Für Oski Koslowski ist das alles noch zu abstrakt. Aber Hildchen weiß das. Und sie stellt Fragen.
Wie das so ist mit dem Sterben. Was passiert, wenn ein Mensch stirbt. Wer genau stirbt. Muss Mama auch sterben? Und sie selbst? Und wo ist Noah überhaupt? Gibt es Spaghetti dort wo er ist? Hat er genug Spielsachen, damit ihm nicht langweilig wird? Und wieso können wir ihn eigentlich nicht besuchen?

Es gibt nicht auf alles Antworten

Manche Fragen kann ich Hildchen natürlich nicht beantworten. Schlicht, weil ich die Antwort selbst nicht weiß.
Was nach dem letzten Atemzug geschieht? Keine Ahnung.
Aber ich kann ihr erklären, an was ich glaube. Dass eine Seele nicht einfach so verschwindet. Dass Noah irgendwo ist. Und uns in Empfang nehmen wird, eines Tages. Denn auch das sage ich ihr: wir alle werden irgendwann sterben. Dann schimpft sie und sagt, dass sie das blöd findet. Und ich stimme ihr zu und wir schimpfen gemeinsam. Es ist ja auch ärgerlich. Wo das Leben doch so schön ist.
So gewaltig und angsteinflößend der Sachverhalt auch sein mag, Hildchen gibt die Authentizität mit der wir das Thema angehen eine gewisse Sicherheit. Vermeintlich „kindgerechte“ Aussagen dagegen, verwirren sie. Als jemand in Hildchens Anwesenheit mal die Bemerkung fallen ließ, nur alte Menschen würden sterben, fand sie das ganz und gar nicht tröstlich, sondern stolperte über Ungereimtheiten. Noah war nicht alt, als er starb. Sondern ein Kind. Das Baby in meinem Bauch war sogar nicht mal geboren, als das Herzchen aufhörte zu schlagen.
Also sagte ich ihr: „Auch Kinder sterben. Manche sind so doll krank, dass sie nicht mehr gesund werden können. Andere haben einen Unfall. Und manchmal können Babys nicht mal geboren werden, weil sie schon in Mamas Bauch sehr krank sind oder einfach für immer einschlafen.“
Diese Informationen überfordern Hildchen nicht. Wenn sie etwas nicht versteht, hakt sie nach. Und ich finde, ich bin es ihr schuldig, aufrichtig zu antworten, so nah an der Wahrheit wie möglich.

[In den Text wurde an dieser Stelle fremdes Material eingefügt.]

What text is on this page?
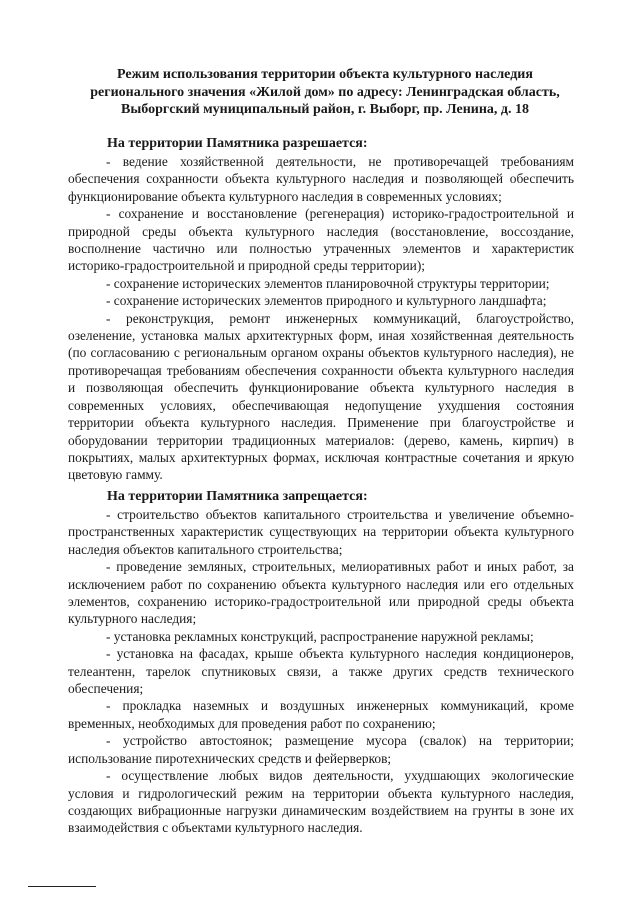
Режим использования территории объекта культурного наследия
регионального значения «Жилой дом» по адресу: Ленинградская область,
Выборгский муниципальный район, г. Выборг, пр. Ленина, д. 18
На территории Памятника разрешается:

- ведение хозяйственной деятельности, не противоречащей требованиям обеспечения сохранности объекта культурного наследия и позволяющей обеспечить функционирование объекта культурного наследия в современных условиях;

- сохранение и восстановление (регенерация) историко-градостроительной и природной среды объекта культурного наследия (восстановление, воссоздание, восполнение частично или полностью утраченных элементов и характеристик историко-градостроительной и природной среды территории);

- сохранение исторических элементов планировочной структуры территории;

- сохранение исторических элементов природного и культурного ландшафта;

- реконструкция, ремонт инженерных коммуникаций, благоустройство, озеленение, установка малых архитектурных форм, иная хозяйственная деятельность (по согласованию с региональным органом охраны объектов культурного наследия), не противоречащая требованиям обеспечения сохранности объекта культурного наследия и позволяющая обеспечить функционирование объекта культурного наследия в современных условиях, обеспечивающая недопущение ухудшения состояния территории объекта культурного наследия. Применение при благоустройстве и оборудовании территории традиционных материалов: (дерево, камень, кирпич) в покрытиях, малых архитектурных формах, исключая контрастные сочетания и яркую цветовую гамму.

На территории Памятника запрещается:

- строительство объектов капитального строительства и увеличение объемно-пространственных характеристик существующих на территории объекта культурного наследия объектов капитального строительства;

- проведение земляных, строительных, мелиоративных работ и иных работ, за исключением работ по сохранению объекта культурного наследия или его отдельных элементов, сохранению историко-градостроительной или природной среды объекта культурного наследия;

- установка рекламных конструкций, распространение наружной рекламы;

- установка на фасадах, крыше объекта культурного наследия кондиционеров, телеантенн, тарелок спутниковых связи, а также других средств технического обеспечения;

- прокладка наземных и воздушных инженерных коммуникаций, кроме временных, необходимых для проведения работ по сохранению;

- устройство автостоянок; размещение мусора (свалок) на территории; использование пиротехнических средств и фейерверков;

- осуществление любых видов деятельности, ухудшающих экологические условия и гидрологический режим на территории объекта культурного наследия, создающих вибрационные нагрузки динамическим воздействием на грунты в зоне их взаимодействия с объектами культурного наследия.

Schnitzel pflückt man nicht von Panierbäumen

Neulich wollte sie beim Essen wissen, aus was das Schnitzel gemacht ist, das Papa für sich und die Kinder gebraten hat.
„Aus dem Fleisch von Schweinen“, erwiderte ich nüchtern. Erst fand sie das irre komisch und hat gelacht. Dann wurde sie plötzlich ernst und wollte genau wissen, wie man an das Fleisch kommt.
„Man muss die Tiere erst töten und dann schlachten.“
Hildchen überlegte und wollte bis ins letzte Detail wissen, auf welche Art und Weise Hühner, Schweine und Kühe getötet werden. Da habe sogar ich mal gezögert. Ob ich wirklich von Kopfschüssen und Häutungen erzählen sollte. Ich habe. Den Bären vom sanften Totstreicheln wollte ich ihr nicht aufbinden.
Man sollte Kinder nicht unterschätzen. Sie sind kompetenter, als man glaubt. Natürlich ist jedes Kind anders. Manche sensibler als andere. Manchen macht zu viel Wahrheit Angst. Die Herausforderung liegt bei uns Eltern, die richtige Dosis Wahrheit für die eigenen Kinder zu finden. Zu erspüren, was Kinder verkraften können. Das richtige Maß zu finden. Und sich zu trauen, die Samthandschuhe im Schrank zu lassen.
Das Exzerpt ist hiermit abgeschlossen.